Selecting the Right Employees
Companies intending to implement an ERP system must be willing to dedicate some
of their best employees to the project for a successful implementation. Often
companies do not realize the impact of choosing the internal employees with the
right skill set. The importance of this aspect cannot be overemphasized. Internal
resources of a company should not only be experts in the company's processes but
also be aware of the best business practices in the industry. Internal resources on the
project should exhibit the ability to understand the overall needs of the company and
should play an important role in guiding the project efforts in the right direction. Most
of the consulting organizations do provide comprehensive guidelines for selecting
internal resources for the project. Companies should take this exercise seriously and
make the right choices. Lack of proper understanding of the project needs and the
inability to provide leadership and guidance to the project by the company's internal
resources is a major reason for the failure of ERP projects.
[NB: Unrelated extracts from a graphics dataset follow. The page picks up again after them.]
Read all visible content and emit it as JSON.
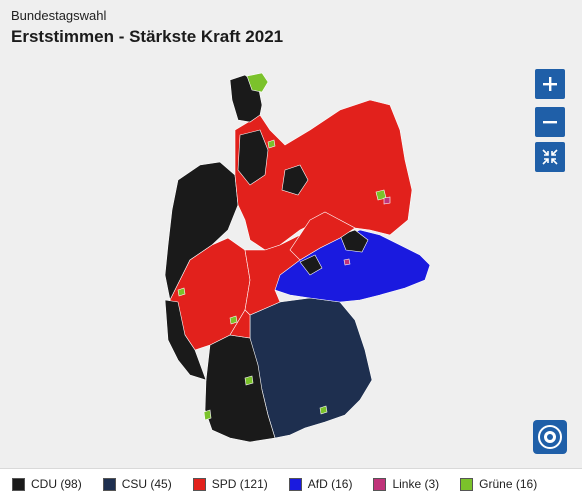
{
  "header": {
    "kicker": "Bundestagswahl",
    "title": "Erststimmen - Stärkste Kraft 2021"
  },
  "controls": {
    "zoom_in": "plus-icon",
    "zoom_out": "minus-icon",
    "reset": "collapse-arrows-icon",
    "logo": "ard-tagesschau-logo"
  },
  "legend": [
    {
      "party": "CDU",
      "seats": "(98)",
      "color": "#1a1a1a"
    },
    {
      "party": "CSU",
      "seats": "(45)",
      "color": "#1e2f4f"
    },
    {
      "party": "SPD",
      "seats": "(121)",
      "color": "#e2211c"
    },
    {
      "party": "AfD",
      "seats": "(16)",
      "color": "#1a1adf"
    },
    {
      "party": "Linke",
      "seats": "(3)",
      "color": "#c0337a"
    },
    {
      "party": "Grüne",
      "seats": "(16)",
      "color": "#7bc22b"
    }
  ]
}
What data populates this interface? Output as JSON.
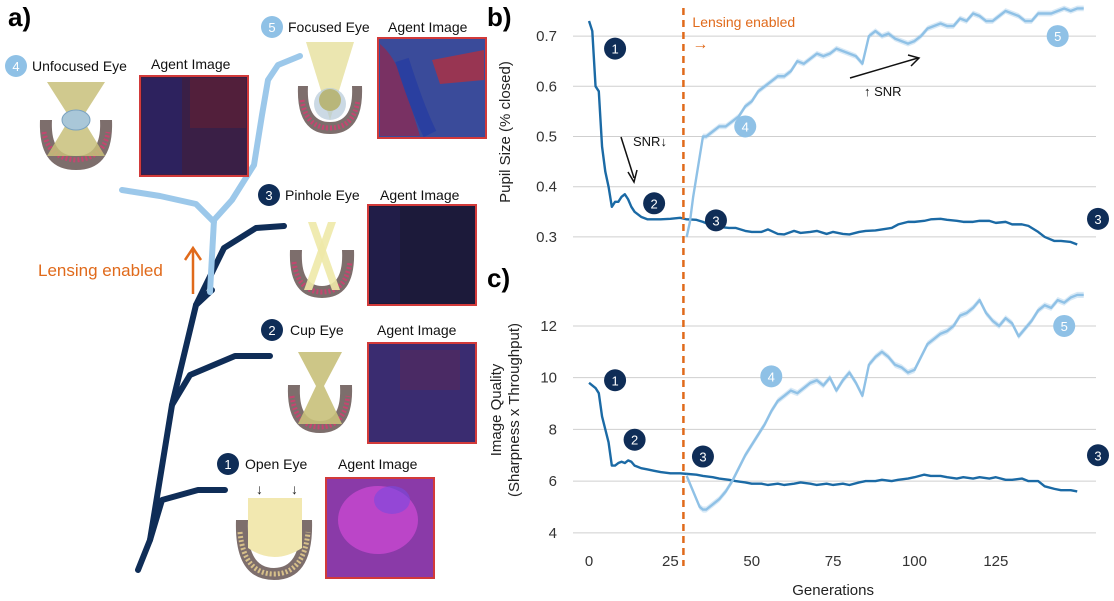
{
  "panel_a": {
    "label": "a)",
    "lensing_text": "Lensing enabled",
    "agent_image_label": "Agent Image",
    "eyes": [
      {
        "num": "1",
        "name": "Open Eye"
      },
      {
        "num": "2",
        "name": "Cup Eye"
      },
      {
        "num": "3",
        "name": "Pinhole Eye"
      },
      {
        "num": "4",
        "name": "Unfocused Eye"
      },
      {
        "num": "5",
        "name": "Focused Eye"
      }
    ]
  },
  "colors": {
    "dark_series": "#1b6aa5",
    "light_series": "#8fc1e6",
    "dark_badge": "#0f2d57",
    "light_badge": "#8fc1e6",
    "lensing": "#e06a1b",
    "tree_dark": "#0f2d57",
    "tree_light": "#9cc8ea"
  },
  "chart_data": [
    {
      "panel": "b)",
      "type": "line",
      "title": "",
      "xlabel": "",
      "ylabel": "Pupil Size (% closed)",
      "xlim": [
        -8,
        157
      ],
      "ylim": [
        0.27,
        0.74
      ],
      "yticks": [
        0.3,
        0.4,
        0.5,
        0.6,
        0.7
      ],
      "grid": "horizontal",
      "vline": {
        "x": 29,
        "label": "Lensing enabled"
      },
      "annotations": [
        "SNR↓",
        "↑ SNR"
      ],
      "badges": [
        {
          "num": "1",
          "series": "dark",
          "x": 8,
          "y": 0.675
        },
        {
          "num": "2",
          "series": "dark",
          "x": 20,
          "y": 0.367
        },
        {
          "num": "3",
          "series": "dark",
          "x": 39,
          "y": 0.333
        },
        {
          "num": "3",
          "series": "dark",
          "x": 161,
          "y": 0.336
        },
        {
          "num": "4",
          "series": "light",
          "x": 48,
          "y": 0.52
        },
        {
          "num": "5",
          "series": "light",
          "x": 144,
          "y": 0.7
        }
      ],
      "series": [
        {
          "key": "dark",
          "x": [
            0,
            1,
            2,
            3,
            4,
            5,
            6,
            7,
            8,
            9,
            10,
            11,
            12,
            13,
            14,
            15,
            16,
            18,
            20,
            22,
            25,
            28,
            30,
            33,
            35,
            38,
            40,
            43,
            45,
            48,
            50,
            53,
            55,
            58,
            60,
            63,
            65,
            68,
            70,
            73,
            75,
            78,
            80,
            83,
            85,
            88,
            90,
            93,
            95,
            98,
            100,
            103,
            105,
            108,
            110,
            113,
            115,
            118,
            120,
            123,
            125,
            128,
            130,
            133,
            135,
            138,
            140,
            143,
            145,
            148,
            150
          ],
          "values": [
            0.73,
            0.71,
            0.6,
            0.59,
            0.48,
            0.43,
            0.4,
            0.36,
            0.37,
            0.37,
            0.38,
            0.385,
            0.375,
            0.36,
            0.35,
            0.345,
            0.34,
            0.335,
            0.335,
            0.335,
            0.336,
            0.338,
            0.335,
            0.334,
            0.33,
            0.322,
            0.32,
            0.318,
            0.318,
            0.312,
            0.31,
            0.31,
            0.315,
            0.306,
            0.305,
            0.312,
            0.308,
            0.31,
            0.312,
            0.306,
            0.31,
            0.306,
            0.305,
            0.31,
            0.312,
            0.313,
            0.315,
            0.318,
            0.325,
            0.33,
            0.33,
            0.332,
            0.335,
            0.336,
            0.334,
            0.332,
            0.33,
            0.33,
            0.332,
            0.332,
            0.328,
            0.33,
            0.325,
            0.325,
            0.322,
            0.31,
            0.3,
            0.292,
            0.292,
            0.29,
            0.285
          ]
        },
        {
          "key": "light",
          "x": [
            30,
            31,
            32,
            33,
            34,
            35,
            36,
            38,
            40,
            42,
            44,
            46,
            48,
            50,
            52,
            54,
            56,
            58,
            60,
            62,
            64,
            66,
            68,
            70,
            72,
            74,
            76,
            78,
            80,
            82,
            84,
            86,
            88,
            90,
            92,
            94,
            96,
            98,
            100,
            102,
            104,
            106,
            108,
            110,
            112,
            114,
            116,
            118,
            120,
            122,
            124,
            126,
            128,
            130,
            132,
            134,
            136,
            138,
            140,
            142,
            144,
            146,
            148,
            150,
            152
          ],
          "values": [
            0.3,
            0.33,
            0.38,
            0.42,
            0.46,
            0.5,
            0.5,
            0.51,
            0.52,
            0.52,
            0.53,
            0.54,
            0.56,
            0.57,
            0.59,
            0.6,
            0.61,
            0.62,
            0.62,
            0.63,
            0.65,
            0.645,
            0.655,
            0.665,
            0.66,
            0.665,
            0.675,
            0.67,
            0.665,
            0.66,
            0.645,
            0.7,
            0.71,
            0.7,
            0.705,
            0.695,
            0.69,
            0.685,
            0.69,
            0.7,
            0.715,
            0.72,
            0.725,
            0.72,
            0.72,
            0.735,
            0.73,
            0.745,
            0.74,
            0.73,
            0.73,
            0.74,
            0.75,
            0.745,
            0.74,
            0.73,
            0.73,
            0.745,
            0.745,
            0.745,
            0.75,
            0.755,
            0.75,
            0.755,
            0.755
          ]
        }
      ]
    },
    {
      "panel": "c)",
      "type": "line",
      "title": "",
      "xlabel": "Generations",
      "ylabel": "Image Quality (Sharpness x Throughput)",
      "ylabel_lines": [
        "Image Quality",
        "(Sharpness x Throughput)"
      ],
      "xlim": [
        -8,
        157
      ],
      "ylim": [
        3.8,
        13.7
      ],
      "xticks": [
        0,
        25,
        50,
        75,
        100,
        125
      ],
      "yticks": [
        4,
        6,
        8,
        10,
        12
      ],
      "grid": "horizontal",
      "vline": {
        "x": 29
      },
      "badges": [
        {
          "num": "1",
          "series": "dark",
          "x": 8,
          "y": 9.9
        },
        {
          "num": "2",
          "series": "dark",
          "x": 14,
          "y": 7.6
        },
        {
          "num": "3",
          "series": "dark",
          "x": 35,
          "y": 6.95
        },
        {
          "num": "3",
          "series": "dark",
          "x": 161,
          "y": 7.0
        },
        {
          "num": "4",
          "series": "light",
          "x": 56,
          "y": 10.05
        },
        {
          "num": "5",
          "series": "light",
          "x": 146,
          "y": 12.0
        }
      ],
      "series": [
        {
          "key": "dark",
          "x": [
            0,
            1,
            2,
            3,
            4,
            5,
            6,
            7,
            8,
            9,
            10,
            11,
            12,
            13,
            14,
            15,
            16,
            18,
            20,
            22,
            25,
            28,
            30,
            33,
            35,
            38,
            40,
            43,
            45,
            48,
            50,
            53,
            55,
            58,
            60,
            63,
            65,
            68,
            70,
            73,
            75,
            78,
            80,
            83,
            85,
            88,
            90,
            93,
            95,
            98,
            100,
            103,
            105,
            108,
            110,
            113,
            115,
            118,
            120,
            123,
            125,
            128,
            130,
            133,
            135,
            138,
            140,
            143,
            145,
            148,
            150
          ],
          "values": [
            9.8,
            9.7,
            9.6,
            9.4,
            8.5,
            8.0,
            7.5,
            6.6,
            6.6,
            6.7,
            6.75,
            6.7,
            6.8,
            6.75,
            6.6,
            6.55,
            6.5,
            6.45,
            6.4,
            6.35,
            6.3,
            6.3,
            6.28,
            6.25,
            6.2,
            6.15,
            6.1,
            6.05,
            6.0,
            5.95,
            5.9,
            5.9,
            5.85,
            5.9,
            5.85,
            5.9,
            5.95,
            5.9,
            5.85,
            5.9,
            5.85,
            5.9,
            5.85,
            5.95,
            6.0,
            6.0,
            6.05,
            6.0,
            6.05,
            6.1,
            6.15,
            6.25,
            6.2,
            6.2,
            6.15,
            6.1,
            6.15,
            6.1,
            6.15,
            6.1,
            6.15,
            6.05,
            6.05,
            6.1,
            6.0,
            6.0,
            5.8,
            5.7,
            5.65,
            5.65,
            5.6
          ]
        },
        {
          "key": "light",
          "x": [
            30,
            31,
            32,
            33,
            34,
            35,
            36,
            38,
            40,
            42,
            44,
            46,
            48,
            50,
            52,
            54,
            56,
            58,
            60,
            62,
            64,
            66,
            68,
            70,
            72,
            74,
            76,
            78,
            80,
            82,
            84,
            86,
            88,
            90,
            92,
            94,
            96,
            98,
            100,
            102,
            104,
            106,
            108,
            110,
            112,
            114,
            116,
            118,
            120,
            122,
            124,
            126,
            128,
            130,
            132,
            134,
            136,
            138,
            140,
            142,
            144,
            146,
            148,
            150,
            152
          ],
          "values": [
            6.2,
            5.9,
            5.6,
            5.3,
            5.0,
            4.9,
            4.9,
            5.1,
            5.3,
            5.6,
            6.0,
            6.5,
            7.0,
            7.4,
            7.8,
            8.2,
            8.7,
            9.1,
            9.3,
            9.5,
            9.4,
            9.6,
            9.8,
            9.9,
            9.7,
            10.0,
            9.5,
            9.9,
            10.2,
            9.8,
            9.3,
            10.5,
            10.8,
            11.0,
            10.8,
            10.5,
            10.4,
            10.2,
            10.3,
            10.8,
            11.3,
            11.5,
            11.7,
            11.8,
            12.0,
            12.4,
            12.5,
            12.7,
            13.0,
            12.5,
            12.2,
            12.0,
            12.3,
            12.1,
            11.6,
            11.9,
            12.2,
            12.6,
            12.8,
            12.7,
            13.0,
            12.9,
            13.1,
            13.2,
            13.2
          ]
        }
      ]
    }
  ]
}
Because of the
complexities involved in the day-to-day running of an organization, it is not
uncommon to find functional departments unwilling to sacrifice their best resources
toward ERP project needs. However, considering that ERP system implementation
can be a critical step in forging an organization's future, companies are better off
dedicating their best internal resources to the project.
Training Employees
Training and updating employees on ERP is a major challenge. People are one of the
hidden costs of ERP implementation. Without proper training, about 30 percent to 40
percent of front-line workers will not be able to handle the demands of the new
system.(n6) The people at the keyboard are now making important decisions about
buying and selling -- important commitments of the company. They need to
understand how their data affects the rest of company. Some of the decisions frontline people make with an ERP system were the responsibility of a manager earlier. It
is important for managers to understand this change in their job and encourage the
front-line people to be able to make those decisions themselves. Training employees
on ERP is not as simple as Excel training in which you give them a few weeks of
training, put them on the job, and they blunder their way through. ERP systems are
extremely complex and demand rigorous training. It is difficult for trainers or
consultants to pass on the knowledge to the employees in a short period of time. This
"knowledge transfer" gets hard if the employees lack computer literacy or have
computer phobia. In addition to being taught ERP technology, the employees now
have to be taught their new responsibilities. With ERP systems you are continuously
being trained. Companies should provide opportunities to enhance the skills of the
employees by providing training opportunities on a continuous basis to meet the
changing needs of the business and employees.
Employee Morale
Employees working on an ERP implementation project put in long hours (as much as
20 hours per day) including seven-day weeks and even holidays. Even though the
experience is valuable for their career growth, the stress of implementation coupled

with regular job duties (many times employees still spend 25 to 50 percent of their
time on regular job duties) could decrease their morale rapidly. Leadership from
upper management and support and caring acts of project leaders would certainly
boost the morale of the team members. Other strategies, such as taking the
employees on field trips, could help reduce the stress and improve the morale.